Business Reporter

Zimbabwe continues to experience a huge trade deficit due to the poor performance of exports exacerbated by a huge import bill, which is mostly consumptive. Exports in 2015 were $2,7 billion, representing a 13 percent decline from the year 2014, which was $3 billion. This is a worrisome trend at a time when exports should be the main driver for economic growth.One of the reasons for the decline in export performance is that minerals, which constitute the bulk of Zimbabwe’s exports, have been affected by the falling international commodity prices.

Value added (manufactured) exports, which normally fetch higher earnings, did not perform well during the same period.

The manufacturing sector’s export performance between 2014 and 2015 indicates that the sector’s capacity to export is declining.

Estimates from the Reserve Bank of Zimbabwe show that in 2015, manufactured exports were about $475,2 million, having declined by about 7percent compared to 2014.

Seven representative manufacturing subsectors namely: clothing; furniture; food; beverages; engineering; leather and footwear as well as agricultural inputs were selected for this analysis.

In 2015, these subsectors constituted about 10 percent of total exports, down from 13 percent in 2014.

2014 2015

Leather $40m $12m

Agric input $23m $19m

Beverages $8m $9m

Processed food $210m $153m

Eng products $55m $33m

Furniture $11m $7m

Clothing $6m $10m

The leather and footwear subsector registered the highest decline of 71 percent to about $12 million, followed by horticulture, which registered a decline of about 43 percent to $25 million.

The furniture subsector recorded a decline of 42 percent, engineering 40 percent, food 27 percent and agricultural inputs 17percent.

Processed Foods remained the dominant sub-sector in 2015, constituting about 32 percent of manufactured exports, having declined from about 41 percent in 2014.

In 2015, the sub-sector’s exports also constituted about 6 percent of total exports, having declined from about 7 percent in 2014.

On a positive note, the clothing sub-sector registered an increase in exports of about 70 percent in 2015 compared to 2014.

The beverages sub-sector also registered an increase of 13 percent to about $9 million in 2015. While this is a positive development, it is still far below Zimbabwe’s potential.

The above performance is a reflection of the difficult environment that Zimbabwean manufacturing companies are operating in.

Companies face numerous challenges that negatively impact on production and the conduct of export business.

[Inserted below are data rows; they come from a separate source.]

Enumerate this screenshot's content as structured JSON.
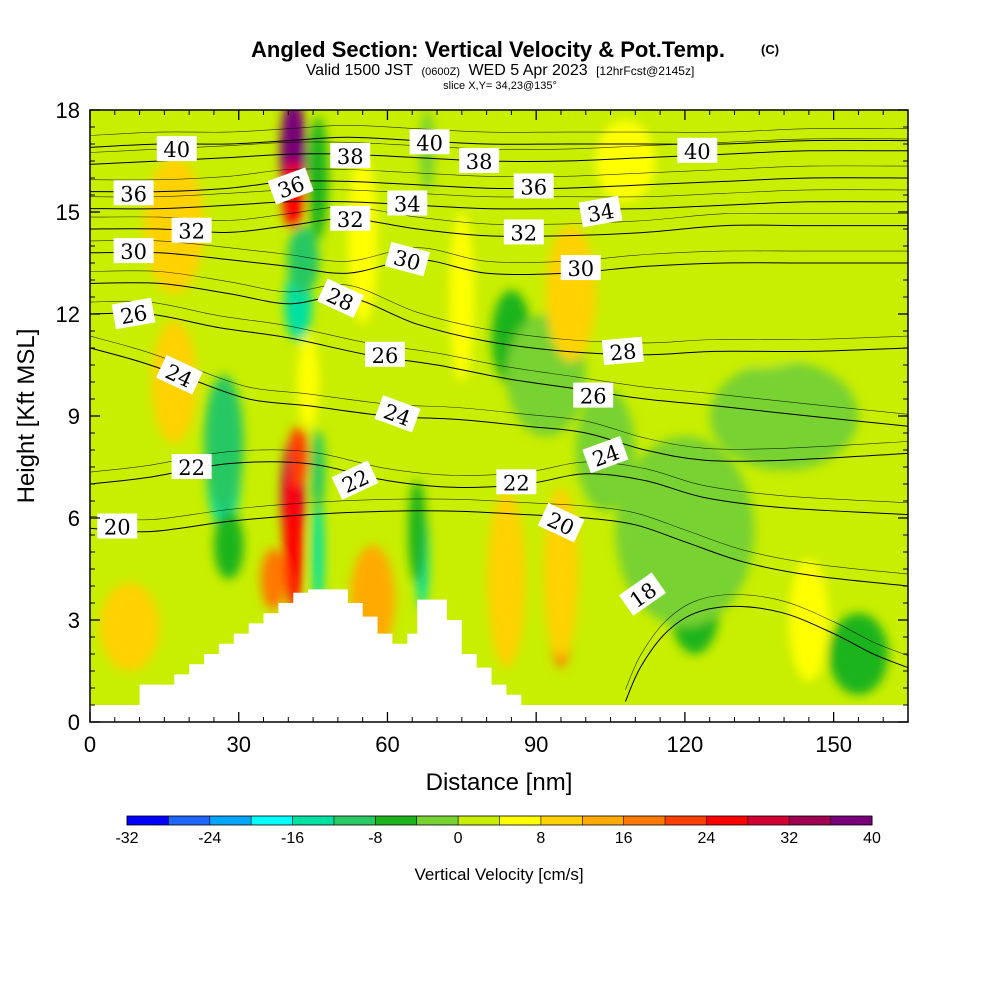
{
  "chart_data": {
    "type": "heatmap",
    "title": "Angled Section: Vertical Velocity & Pot.Temp.",
    "title_mark": "(C)",
    "subtitle": {
      "valid": "Valid 1500 JST",
      "utc": "(0600Z)",
      "date": "WED 5 Apr 2023",
      "fcst": "[12hrFcst@2145z]"
    },
    "slice_text": "slice X,Y= 34,23@135°",
    "xlabel": "Distance [nm]",
    "ylabel": "Height [Kft MSL]",
    "xlim": [
      0,
      165
    ],
    "ylim": [
      0,
      18
    ],
    "xticks": [
      0,
      30,
      60,
      90,
      120,
      150
    ],
    "yticks": [
      0,
      3,
      6,
      9,
      12,
      15,
      18
    ],
    "colorbar": {
      "label": "Vertical Velocity [cm/s]",
      "min": -32,
      "max": 40,
      "step": 4,
      "ticks": [
        -32,
        -24,
        -16,
        -8,
        0,
        8,
        16,
        24,
        32,
        40
      ],
      "colors": [
        "#0000ff",
        "#1e66ff",
        "#00a5ff",
        "#00ffff",
        "#00e0a0",
        "#28c864",
        "#1eb41e",
        "#78d232",
        "#c8ee00",
        "#ffff00",
        "#ffd200",
        "#ffaa00",
        "#ff7800",
        "#ff4000",
        "#ff0000",
        "#d20032",
        "#a00050",
        "#780078"
      ]
    },
    "terrain": [
      [
        0,
        0.5
      ],
      [
        10,
        0.5
      ],
      [
        10,
        1.1
      ],
      [
        17,
        1.1
      ],
      [
        17,
        1.4
      ],
      [
        20,
        1.4
      ],
      [
        20,
        1.7
      ],
      [
        23,
        1.7
      ],
      [
        23,
        2.0
      ],
      [
        26,
        2.0
      ],
      [
        26,
        2.3
      ],
      [
        29,
        2.3
      ],
      [
        29,
        2.6
      ],
      [
        32,
        2.6
      ],
      [
        32,
        2.9
      ],
      [
        35,
        2.9
      ],
      [
        35,
        3.2
      ],
      [
        38,
        3.2
      ],
      [
        38,
        3.5
      ],
      [
        41,
        3.5
      ],
      [
        41,
        3.8
      ],
      [
        44,
        3.8
      ],
      [
        44,
        3.9
      ],
      [
        52,
        3.9
      ],
      [
        52,
        3.5
      ],
      [
        55,
        3.5
      ],
      [
        55,
        3.1
      ],
      [
        58,
        3.1
      ],
      [
        58,
        2.6
      ],
      [
        61,
        2.6
      ],
      [
        61,
        2.3
      ],
      [
        64,
        2.3
      ],
      [
        64,
        2.6
      ],
      [
        66,
        2.6
      ],
      [
        66,
        3.6
      ],
      [
        72,
        3.6
      ],
      [
        72,
        3.0
      ],
      [
        75,
        3.0
      ],
      [
        75,
        2.0
      ],
      [
        78,
        2.0
      ],
      [
        78,
        1.6
      ],
      [
        81,
        1.6
      ],
      [
        81,
        1.1
      ],
      [
        84,
        1.1
      ],
      [
        84,
        0.8
      ],
      [
        87,
        0.8
      ],
      [
        87,
        0.5
      ],
      [
        165,
        0.5
      ]
    ],
    "velocity_features": [
      {
        "x": 41,
        "y": 16.8,
        "rx": 2.6,
        "ry": 1.6,
        "value": 36
      },
      {
        "x": 41,
        "y": 15.5,
        "rx": 2.2,
        "ry": 1.0,
        "value": 26
      },
      {
        "x": 41,
        "y": 6.6,
        "rx": 2.4,
        "ry": 1.8,
        "value": 32
      },
      {
        "x": 41,
        "y": 5.5,
        "rx": 2.0,
        "ry": 2.2,
        "value": 26
      },
      {
        "x": 37,
        "y": 4.2,
        "rx": 2.5,
        "ry": 0.9,
        "value": 18
      },
      {
        "x": 42,
        "y": 7.8,
        "rx": 2.0,
        "ry": 0.9,
        "value": 20
      },
      {
        "x": 46,
        "y": 5.0,
        "rx": 1.2,
        "ry": 1.8,
        "value": -14
      },
      {
        "x": 46,
        "y": 7.4,
        "rx": 1.4,
        "ry": 1.2,
        "value": -10
      },
      {
        "x": 42,
        "y": 12.3,
        "rx": 2.8,
        "ry": 1.1,
        "value": -16
      },
      {
        "x": 43,
        "y": 13.6,
        "rx": 3.2,
        "ry": 1.0,
        "value": -9
      },
      {
        "x": 46,
        "y": 16.0,
        "rx": 2.0,
        "ry": 1.8,
        "value": -5
      },
      {
        "x": 27,
        "y": 7.4,
        "rx": 3.5,
        "ry": 1.7,
        "value": -16
      },
      {
        "x": 27,
        "y": 8.2,
        "rx": 4.0,
        "ry": 2.0,
        "value": -10
      },
      {
        "x": 28,
        "y": 5.2,
        "rx": 3.0,
        "ry": 1.0,
        "value": -6
      },
      {
        "x": 67,
        "y": 4.8,
        "rx": 1.3,
        "ry": 1.5,
        "value": -14
      },
      {
        "x": 66,
        "y": 5.6,
        "rx": 1.8,
        "ry": 1.5,
        "value": -7
      },
      {
        "x": 68,
        "y": 16.8,
        "rx": 1.5,
        "ry": 1.2,
        "value": -4
      },
      {
        "x": 84,
        "y": 3.4,
        "rx": 2.5,
        "ry": 1.8,
        "value": 18
      },
      {
        "x": 84,
        "y": 4.2,
        "rx": 3.8,
        "ry": 2.6,
        "value": 10
      },
      {
        "x": 95,
        "y": 3.4,
        "rx": 2.5,
        "ry": 1.8,
        "value": 18
      },
      {
        "x": 95,
        "y": 4.4,
        "rx": 3.5,
        "ry": 2.5,
        "value": 10
      },
      {
        "x": 57,
        "y": 3.6,
        "rx": 4.5,
        "ry": 1.6,
        "value": 12
      },
      {
        "x": 85,
        "y": 11.3,
        "rx": 4.0,
        "ry": 1.4,
        "value": -6
      },
      {
        "x": 92,
        "y": 10.2,
        "rx": 8.0,
        "ry": 1.8,
        "value": -3
      },
      {
        "x": 122,
        "y": 3.4,
        "rx": 5.0,
        "ry": 1.4,
        "value": -7
      },
      {
        "x": 120,
        "y": 5.6,
        "rx": 14.0,
        "ry": 2.8,
        "value": -2
      },
      {
        "x": 104,
        "y": 8.0,
        "rx": 6.0,
        "ry": 1.8,
        "value": -4
      },
      {
        "x": 140,
        "y": 9.0,
        "rx": 15.0,
        "ry": 1.6,
        "value": -1
      },
      {
        "x": 17,
        "y": 14.6,
        "rx": 6.0,
        "ry": 2.0,
        "value": 10
      },
      {
        "x": 17,
        "y": 10.0,
        "rx": 4.5,
        "ry": 1.8,
        "value": 10
      },
      {
        "x": 8,
        "y": 2.8,
        "rx": 6.0,
        "ry": 1.3,
        "value": 8
      },
      {
        "x": 44,
        "y": 10.0,
        "rx": 2.2,
        "ry": 1.4,
        "value": 6
      },
      {
        "x": 55,
        "y": 14.2,
        "rx": 3.0,
        "ry": 2.5,
        "value": 7
      },
      {
        "x": 75,
        "y": 12.5,
        "rx": 2.5,
        "ry": 2.5,
        "value": 6
      },
      {
        "x": 97,
        "y": 12.6,
        "rx": 5.0,
        "ry": 2.0,
        "value": 8
      },
      {
        "x": 108,
        "y": 16.5,
        "rx": 6.0,
        "ry": 1.2,
        "value": 5
      },
      {
        "x": 135,
        "y": 12.6,
        "rx": 18.0,
        "ry": 2.2,
        "value": 3
      },
      {
        "x": 145,
        "y": 3.0,
        "rx": 4.0,
        "ry": 1.8,
        "value": 4
      },
      {
        "x": 155,
        "y": 2.0,
        "rx": 6.0,
        "ry": 1.2,
        "value": -5
      }
    ],
    "theta_contours": [
      {
        "value": 18,
        "pts": [
          [
            108,
            0.6
          ],
          [
            111,
            1.6
          ],
          [
            116,
            2.6
          ],
          [
            122,
            3.2
          ],
          [
            130,
            3.4
          ],
          [
            140,
            3.2
          ],
          [
            150,
            2.6
          ],
          [
            158,
            2.0
          ],
          [
            165,
            1.6
          ]
        ]
      },
      {
        "value": 20,
        "pts": [
          [
            0,
            5.7
          ],
          [
            12,
            5.6
          ],
          [
            28,
            5.9
          ],
          [
            44,
            6.1
          ],
          [
            60,
            6.2
          ],
          [
            74,
            6.2
          ],
          [
            88,
            6.1
          ],
          [
            100,
            6.0
          ],
          [
            110,
            5.8
          ],
          [
            120,
            5.3
          ],
          [
            132,
            4.7
          ],
          [
            146,
            4.3
          ],
          [
            165,
            4.0
          ]
        ]
      },
      {
        "value": 22,
        "pts": [
          [
            0,
            7.0
          ],
          [
            12,
            7.2
          ],
          [
            28,
            7.6
          ],
          [
            44,
            7.6
          ],
          [
            60,
            7.1
          ],
          [
            74,
            6.9
          ],
          [
            88,
            7.0
          ],
          [
            100,
            7.3
          ],
          [
            112,
            7.1
          ],
          [
            124,
            6.6
          ],
          [
            140,
            6.3
          ],
          [
            165,
            6.1
          ]
        ]
      },
      {
        "value": 24,
        "pts": [
          [
            0,
            11.0
          ],
          [
            10,
            10.6
          ],
          [
            20,
            10.1
          ],
          [
            32,
            9.5
          ],
          [
            44,
            9.3
          ],
          [
            60,
            9.0
          ],
          [
            74,
            8.9
          ],
          [
            88,
            8.7
          ],
          [
            100,
            8.5
          ],
          [
            112,
            8.0
          ],
          [
            124,
            7.7
          ],
          [
            140,
            7.7
          ],
          [
            165,
            7.9
          ]
        ]
      },
      {
        "value": 26,
        "pts": [
          [
            0,
            12.0
          ],
          [
            12,
            12.0
          ],
          [
            26,
            11.6
          ],
          [
            40,
            11.3
          ],
          [
            56,
            10.8
          ],
          [
            70,
            10.5
          ],
          [
            84,
            10.1
          ],
          [
            98,
            9.8
          ],
          [
            112,
            9.5
          ],
          [
            126,
            9.3
          ],
          [
            145,
            9.0
          ],
          [
            165,
            8.7
          ]
        ]
      },
      {
        "value": 28,
        "pts": [
          [
            0,
            12.9
          ],
          [
            14,
            12.9
          ],
          [
            28,
            12.6
          ],
          [
            40,
            12.3
          ],
          [
            52,
            12.5
          ],
          [
            66,
            11.7
          ],
          [
            80,
            11.2
          ],
          [
            96,
            10.9
          ],
          [
            112,
            10.8
          ],
          [
            126,
            10.9
          ],
          [
            145,
            10.9
          ],
          [
            165,
            11.0
          ]
        ]
      },
      {
        "value": 30,
        "pts": [
          [
            0,
            13.8
          ],
          [
            14,
            13.8
          ],
          [
            28,
            13.6
          ],
          [
            40,
            13.4
          ],
          [
            52,
            13.2
          ],
          [
            66,
            13.6
          ],
          [
            80,
            13.2
          ],
          [
            96,
            13.2
          ],
          [
            112,
            13.4
          ],
          [
            128,
            13.5
          ],
          [
            145,
            13.5
          ],
          [
            165,
            13.5
          ]
        ]
      },
      {
        "value": 32,
        "pts": [
          [
            0,
            14.5
          ],
          [
            14,
            14.5
          ],
          [
            28,
            14.4
          ],
          [
            40,
            14.6
          ],
          [
            52,
            14.8
          ],
          [
            66,
            14.5
          ],
          [
            80,
            14.3
          ],
          [
            96,
            14.3
          ],
          [
            112,
            14.4
          ],
          [
            128,
            14.6
          ],
          [
            145,
            14.6
          ],
          [
            165,
            14.6
          ]
        ]
      },
      {
        "value": 34,
        "pts": [
          [
            0,
            15.1
          ],
          [
            14,
            15.1
          ],
          [
            28,
            15.2
          ],
          [
            40,
            15.3
          ],
          [
            52,
            15.3
          ],
          [
            66,
            15.2
          ],
          [
            80,
            15.1
          ],
          [
            96,
            15.1
          ],
          [
            112,
            15.1
          ],
          [
            128,
            15.2
          ],
          [
            145,
            15.3
          ],
          [
            165,
            15.3
          ]
        ]
      },
      {
        "value": 36,
        "pts": [
          [
            0,
            15.6
          ],
          [
            14,
            15.6
          ],
          [
            28,
            15.7
          ],
          [
            40,
            15.9
          ],
          [
            52,
            15.9
          ],
          [
            66,
            15.8
          ],
          [
            80,
            15.7
          ],
          [
            96,
            15.7
          ],
          [
            112,
            15.8
          ],
          [
            128,
            15.9
          ],
          [
            145,
            16.0
          ],
          [
            165,
            16.0
          ]
        ]
      },
      {
        "value": 38,
        "pts": [
          [
            0,
            16.4
          ],
          [
            14,
            16.5
          ],
          [
            28,
            16.6
          ],
          [
            40,
            16.7
          ],
          [
            52,
            16.7
          ],
          [
            66,
            16.6
          ],
          [
            80,
            16.5
          ],
          [
            96,
            16.5
          ],
          [
            112,
            16.6
          ],
          [
            128,
            16.7
          ],
          [
            145,
            16.8
          ],
          [
            165,
            16.8
          ]
        ]
      },
      {
        "value": 40,
        "pts": [
          [
            0,
            16.9
          ],
          [
            14,
            17.0
          ],
          [
            28,
            17.0
          ],
          [
            40,
            17.1
          ],
          [
            52,
            17.2
          ],
          [
            66,
            17.1
          ],
          [
            80,
            17.0
          ],
          [
            96,
            17.0
          ],
          [
            112,
            17.0
          ],
          [
            128,
            17.0
          ],
          [
            145,
            17.1
          ],
          [
            165,
            17.1
          ]
        ]
      }
    ],
    "contour_labels": [
      {
        "text": "40",
        "x": 17.5,
        "y": 16.85,
        "angle": 0
      },
      {
        "text": "40",
        "x": 68.5,
        "y": 17.05,
        "angle": 0
      },
      {
        "text": "40",
        "x": 122.5,
        "y": 16.8,
        "angle": 0
      },
      {
        "text": "38",
        "x": 52.5,
        "y": 16.65,
        "angle": 0
      },
      {
        "text": "38",
        "x": 78.5,
        "y": 16.5,
        "angle": 0
      },
      {
        "text": "36",
        "x": 8.8,
        "y": 15.55,
        "angle": 0
      },
      {
        "text": "36",
        "x": 40.5,
        "y": 15.75,
        "angle": -20
      },
      {
        "text": "36",
        "x": 89.5,
        "y": 15.75,
        "angle": 0
      },
      {
        "text": "34",
        "x": 64,
        "y": 15.25,
        "angle": 0
      },
      {
        "text": "34",
        "x": 103,
        "y": 15.0,
        "angle": -10
      },
      {
        "text": "32",
        "x": 20.5,
        "y": 14.45,
        "angle": 0
      },
      {
        "text": "32",
        "x": 52.5,
        "y": 14.8,
        "angle": 0
      },
      {
        "text": "32",
        "x": 87.5,
        "y": 14.4,
        "angle": 0
      },
      {
        "text": "30",
        "x": 8.8,
        "y": 13.85,
        "angle": 0
      },
      {
        "text": "30",
        "x": 64,
        "y": 13.6,
        "angle": 15
      },
      {
        "text": "30",
        "x": 99,
        "y": 13.35,
        "angle": 0
      },
      {
        "text": "28",
        "x": 50.5,
        "y": 12.45,
        "angle": 25
      },
      {
        "text": "28",
        "x": 107.5,
        "y": 10.9,
        "angle": -5
      },
      {
        "text": "26",
        "x": 8.8,
        "y": 12.0,
        "angle": -10
      },
      {
        "text": "26",
        "x": 59.5,
        "y": 10.8,
        "angle": 0
      },
      {
        "text": "26",
        "x": 101.5,
        "y": 9.6,
        "angle": 0
      },
      {
        "text": "24",
        "x": 18,
        "y": 10.2,
        "angle": 25
      },
      {
        "text": "24",
        "x": 62,
        "y": 9.05,
        "angle": 20
      },
      {
        "text": "24",
        "x": 104,
        "y": 7.85,
        "angle": -20
      },
      {
        "text": "22",
        "x": 20.5,
        "y": 7.5,
        "angle": 0
      },
      {
        "text": "22",
        "x": 53.5,
        "y": 7.1,
        "angle": -25
      },
      {
        "text": "22",
        "x": 86,
        "y": 7.05,
        "angle": 0
      },
      {
        "text": "20",
        "x": 5.5,
        "y": 5.75,
        "angle": 0
      },
      {
        "text": "20",
        "x": 95,
        "y": 5.85,
        "angle": 25
      },
      {
        "text": "18",
        "x": 111.5,
        "y": 3.75,
        "angle": -35
      }
    ]
  }
}
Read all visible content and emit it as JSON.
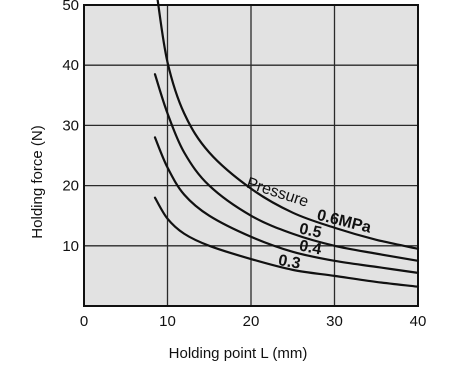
{
  "chart_data": {
    "type": "line",
    "xlabel": "Holding point L   (mm)",
    "ylabel": "Holding force (N)",
    "x_ticks": [
      "0",
      "10",
      "20",
      "30",
      "40"
    ],
    "y_ticks": [
      "10",
      "20",
      "30",
      "40",
      "50"
    ],
    "xlim": [
      0,
      40
    ],
    "ylim": [
      0,
      50
    ],
    "grid": true,
    "colors": {
      "plot_background": "#e2e2e2",
      "grid": "#2a2a2a",
      "line": "#111111"
    },
    "pressure_label": "Pressure",
    "series": [
      {
        "name": "0.6MPa",
        "x": [
          8.8,
          10,
          12,
          15,
          20,
          25,
          30,
          35,
          40
        ],
        "y": [
          51,
          40.5,
          32,
          25.5,
          19.5,
          15.5,
          13,
          11,
          9.5
        ]
      },
      {
        "name": "0.5",
        "x": [
          8.5,
          10,
          12,
          15,
          20,
          25,
          30,
          35,
          40
        ],
        "y": [
          38.5,
          32,
          25.5,
          20,
          15,
          12,
          10,
          8.7,
          7.5
        ]
      },
      {
        "name": "0.4",
        "x": [
          8.5,
          10,
          12,
          15,
          20,
          25,
          30,
          35,
          40
        ],
        "y": [
          28,
          23,
          18.5,
          15,
          11.5,
          9,
          7.5,
          6.5,
          5.5
        ]
      },
      {
        "name": "0.3",
        "x": [
          8.5,
          10,
          12,
          15,
          20,
          25,
          30,
          35,
          40
        ],
        "y": [
          18,
          14.5,
          12,
          10,
          7.8,
          6,
          5,
          4,
          3.2
        ]
      }
    ]
  }
}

These challenges, which reduce the price competitiveness of Zimbabwean products in the export markets, include cost of transportation, strengthening of the US dollar and the erratic supply of macro-economic enablers, among others.

In addition, the process of obtaining export documentation (permits/licences)and achieving export compliance makes it cumbersome to export.

The challenge with the permits is not only their cost but also the time it takes to process them, which in itself is a higher cost.

Some countries in the region (eg South Africa), provide export incentives to facilitate their companies to do business across borders.

There is, therefore, an urgent need for Zimbabwe to address trade facilitation issues and implement reforms if we are to realise an export led economic growth.

However, efforts by export-oriented ZimTrade which include taking local companies to specialised fair, market researches, provision of market intelligences and capacity building need to commended and supported as these are aimed at energising the country’s growth.